The Dallas Morning News
Northwest travel guides
Before you book that summer flight, you should take a look at seat availability. We are finding that summer seating is very tight, and on some flights, you may have to pay to sit together if you are traveling with the family.
Finding seats together for July will be especially challenging because family travel is in high demand.
I recently booked a ticket from Dallas to Los Angeles 30 days in advance, and the fare was $288 round trip. When I looked at the seat map, the only seats available were middle seats unless I wanted to pay an additional fee of $28-$30 each way for a “main cabin extra” seat.
If you’re traveling with a family of four and you don’t have elite frequent-flier status, there is no way you’d sit together on this flight without paying $100 more each way.
If you are an elite frequent flier, make sure you are the first passenger listed on the reservation.

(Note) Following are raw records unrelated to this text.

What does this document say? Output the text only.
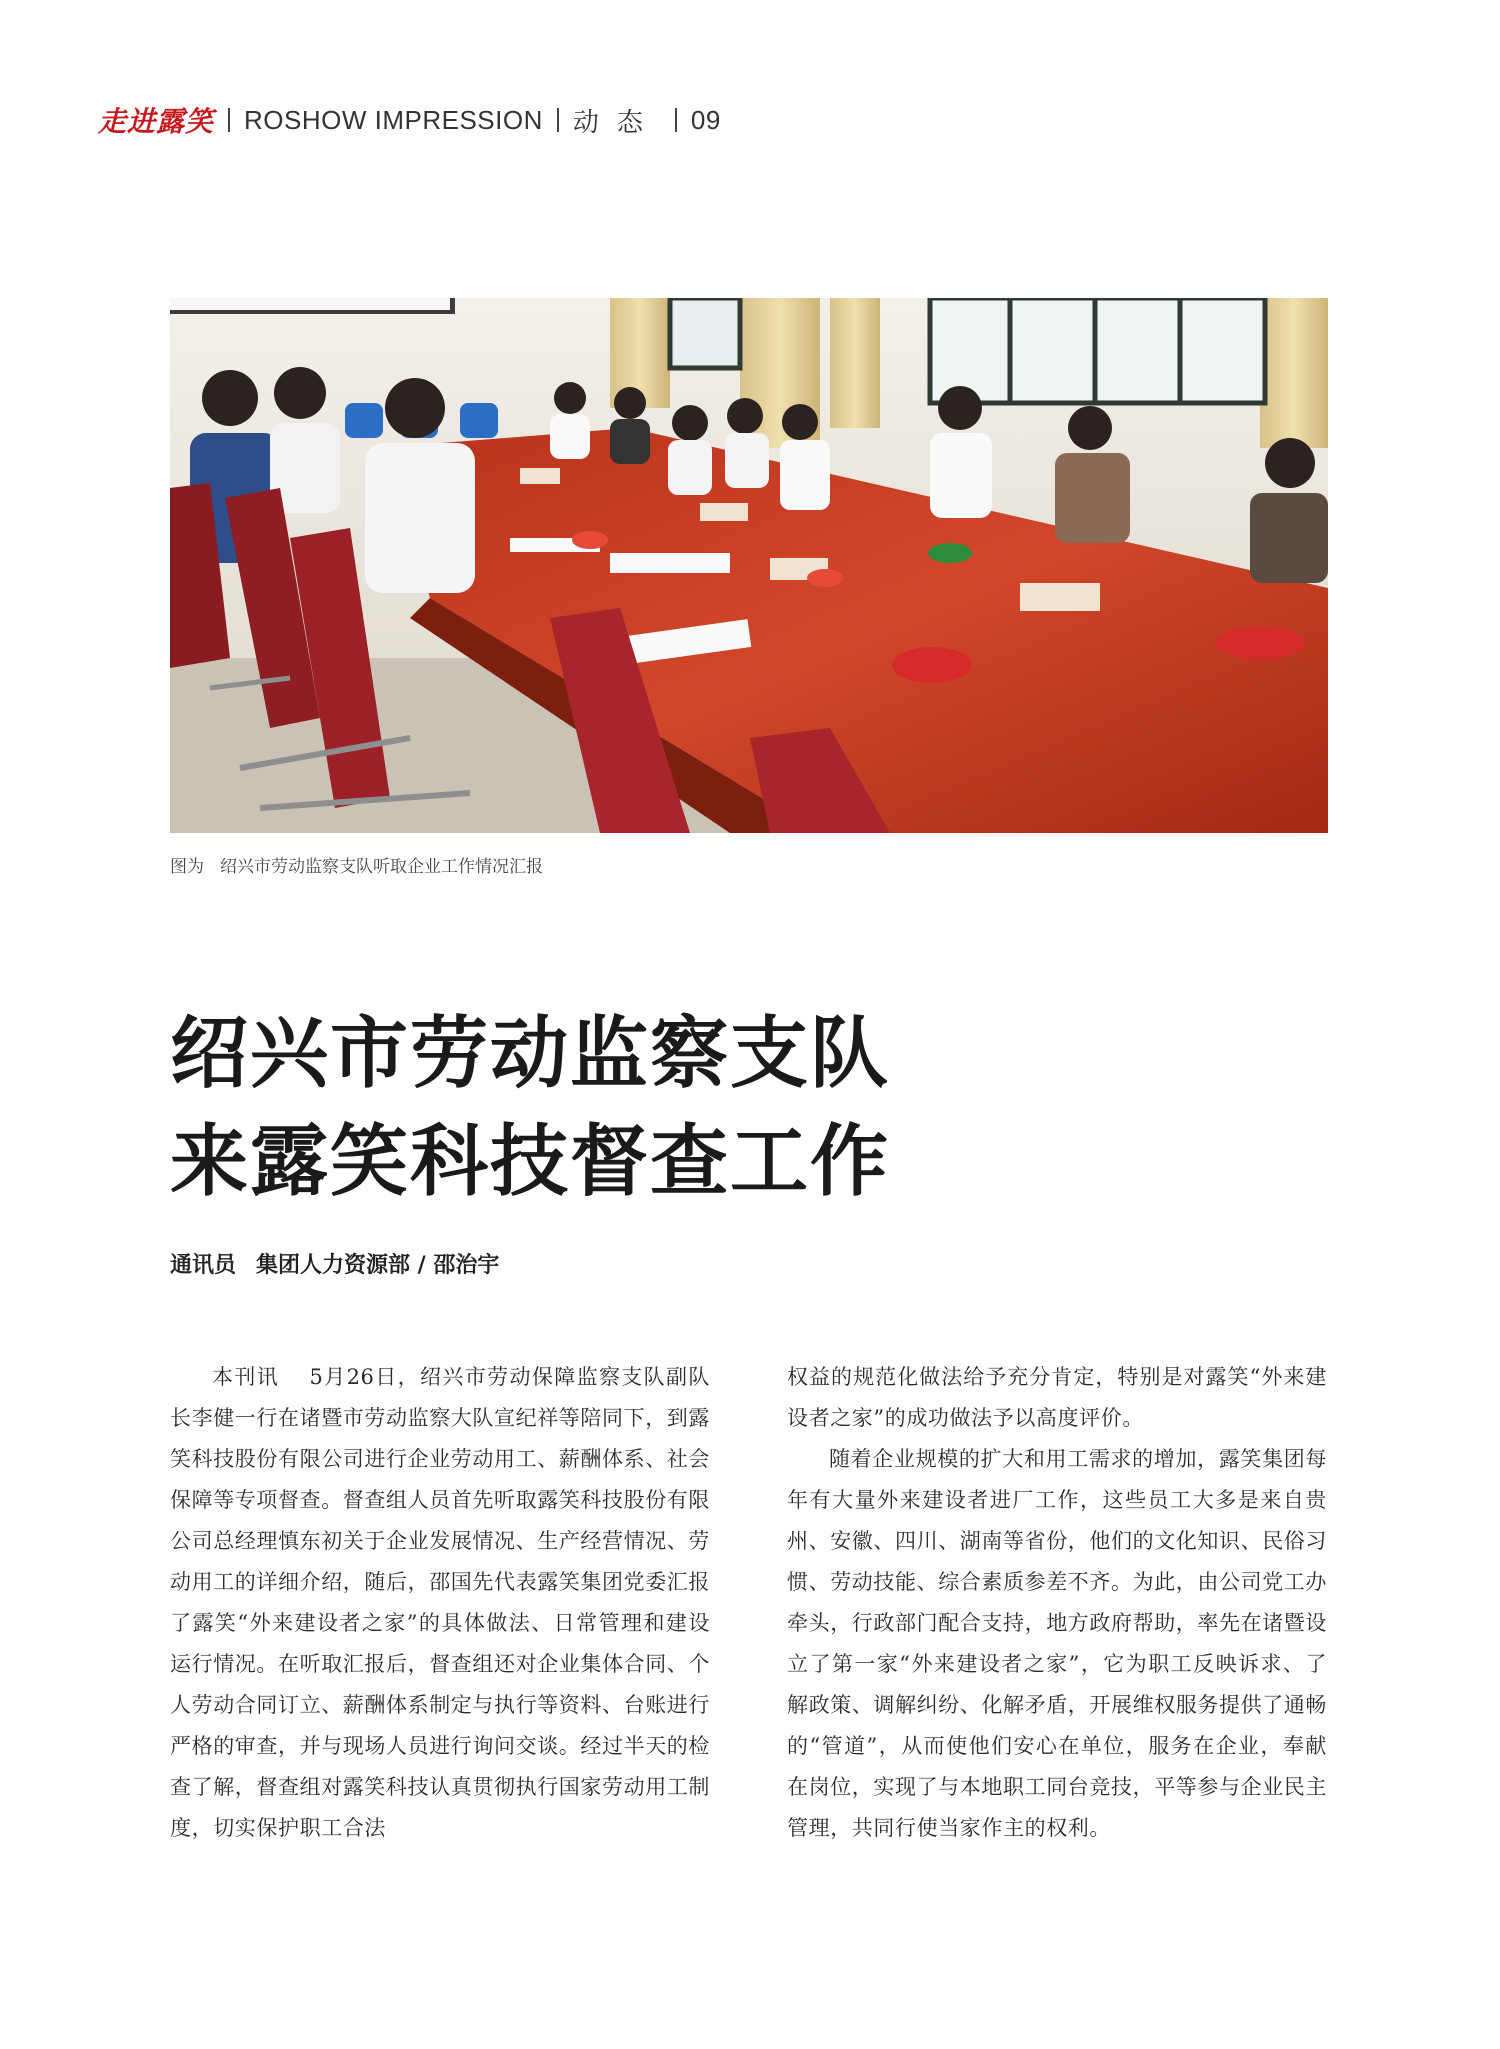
走进露笑 ROSHOW IMPRESSION 动态 09
图为 绍兴市劳动监察支队听取企业工作情况汇报
绍兴市劳动监察支队
来露笑科技督查工作
通讯员 集团人力资源部 / 邵治宇

本刊讯　 5月26日，绍兴市劳动保障监察支队副队长李健一行在诸暨市劳动监察大队宣纪祥等陪同下，到露笑科技股份有限公司进行企业劳动用工、薪酬体系、社会保障等专项督查。督查组人员首先听取露笑科技股份有限公司总经理慎东初关于企业发展情况、生产经营情况、劳动用工的详细介绍，随后，邵国先代表露笑集团党委汇报了露笑“外来建设者之家”的具体做法、日常管理和建设运行情况。在听取汇报后，督查组还对企业集体合同、个人劳动合同订立、薪酬体系制定与执行等资料、台账进行严格的审查，并与现场人员进行询问交谈。经过半天的检查了解，督查组对露笑科技认真贯彻执行国家劳动用工制度，切实保护职工合法

权益的规范化做法给予充分肯定，特别是对露笑“外来建设者之家”的成功做法予以高度评价。

随着企业规模的扩大和用工需求的增加，露笑集团每年有大量外来建设者进厂工作，这些员工大多是来自贵州、安徽、四川、湖南等省份，他们的文化知识、民俗习惯、劳动技能、综合素质参差不齐。为此，由公司党工办牵头，行政部门配合支持，地方政府帮助，率先在诸暨设立了第一家“外来建设者之家”，它为职工反映诉求、了解政策、调解纠纷、化解矛盾，开展维权服务提供了通畅的“管道”，从而使他们安心在单位，服务在企业，奉献在岗位，实现了与本地职工同台竞技，平等参与企业民主管理，共同行使当家作主的权利。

This will give you a good chance of getting better seats for everybody on the same itinerary.
You can try to find seats together within 24 hours of departure, when the airlines typically open up more seats that were held back for elite frequent fliers. Your final resort is asking at the ticket counter in case seats open up because of no-shows.

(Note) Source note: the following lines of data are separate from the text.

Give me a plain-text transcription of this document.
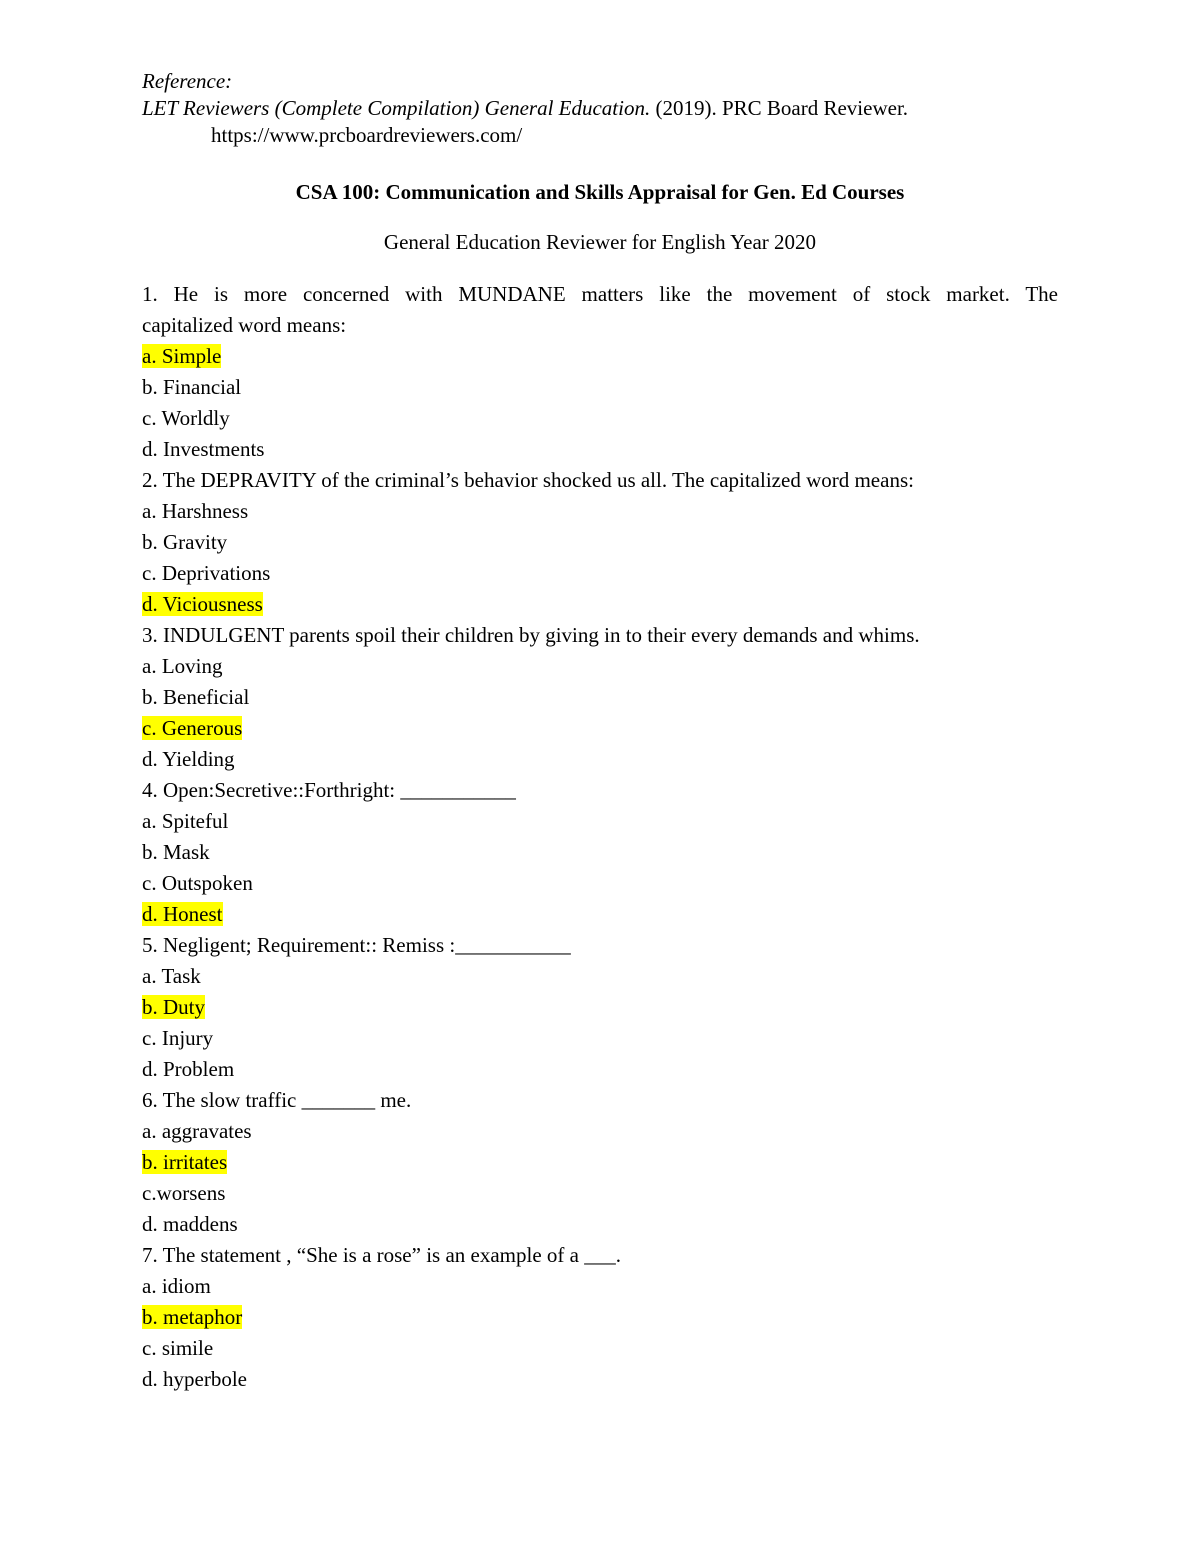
Reference:
LET Reviewers (Complete Compilation) General Education. (2019). PRC Board Reviewer.
https://www.prcboardreviewers.com/
CSA 100: Communication and Skills Appraisal for Gen. Ed Courses
General Education Reviewer for English Year 2020
1. He is more concerned with MUNDANE matters like the movement of stock market. The
capitalized word means:
a. Simple
b. Financial
c. Worldly
d. Investments
2. The DEPRAVITY of the criminal’s behavior shocked us all. The capitalized word means:
a. Harshness
b. Gravity
c. Deprivations
d. Viciousness
3. INDULGENT parents spoil their children by giving in to their every demands and whims.
a. Loving
b. Beneficial
c. Generous
d. Yielding
4. Open:Secretive::Forthright: ___________
a. Spiteful
b. Mask
c. Outspoken
d. Honest
5. Negligent; Requirement:: Remiss :___________
a. Task
b. Duty
c. Injury
d. Problem
6. The slow traffic _______ me.
a. aggravates
b. irritates
c.worsens
d. maddens
7. The statement , “She is a rose” is an example of a ___.
a. idiom
b. metaphor
c. simile
d. hyperbole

When you are shopping for airline tickets, remember that Tuesday and Wednesday flights offer the best chance for the best deals, and Saturday can be good, too. These are less popular days to fly and may help you avoid seat fees.
Southwest doesn’t have seat assignments, but you can pay extra to get in one of the early boarding groups.
If you pay $12.50 per person in advance, you will have a good chance of getting in the “A” boarding group, and you should be able to find seats so the family can sit together.
Spirit is notorious for its fees, but Spirit’s seat assignment fee starts at $10, which is cheaper than American’s.
The best thing Spirit has to offer is its Big Front Seats, which cost $25-$50 more on average on many flights from Dallas. These seats are similar to first class in size and legroom, but without any service perks.
Seat fees vary by the length of the flight. Dallas-to-Los Angeles flights we looked at had seat fees of $28-$30, but when we looked at flights from New York to Los Angeles, the flights had fees of $78-$90 for main cabin extra seats, and half of those were middle seats.
Main cabin extra seats do offer up to 6 extra inches of legroom, so you get some space for those fees.
American also offers “preferred” seats for a fee, and these seats are closer to the front or are window or aisle seats, but they don’t offer extra legroom.
If you don’t care where you sit, you don’t have to worry. But with the summer load factors running so high, you may have to pay up if you want to sit with your family.
If you wait to travel until fall, you should find lower fares and a better chance of finding advanced seats together without paying a fee.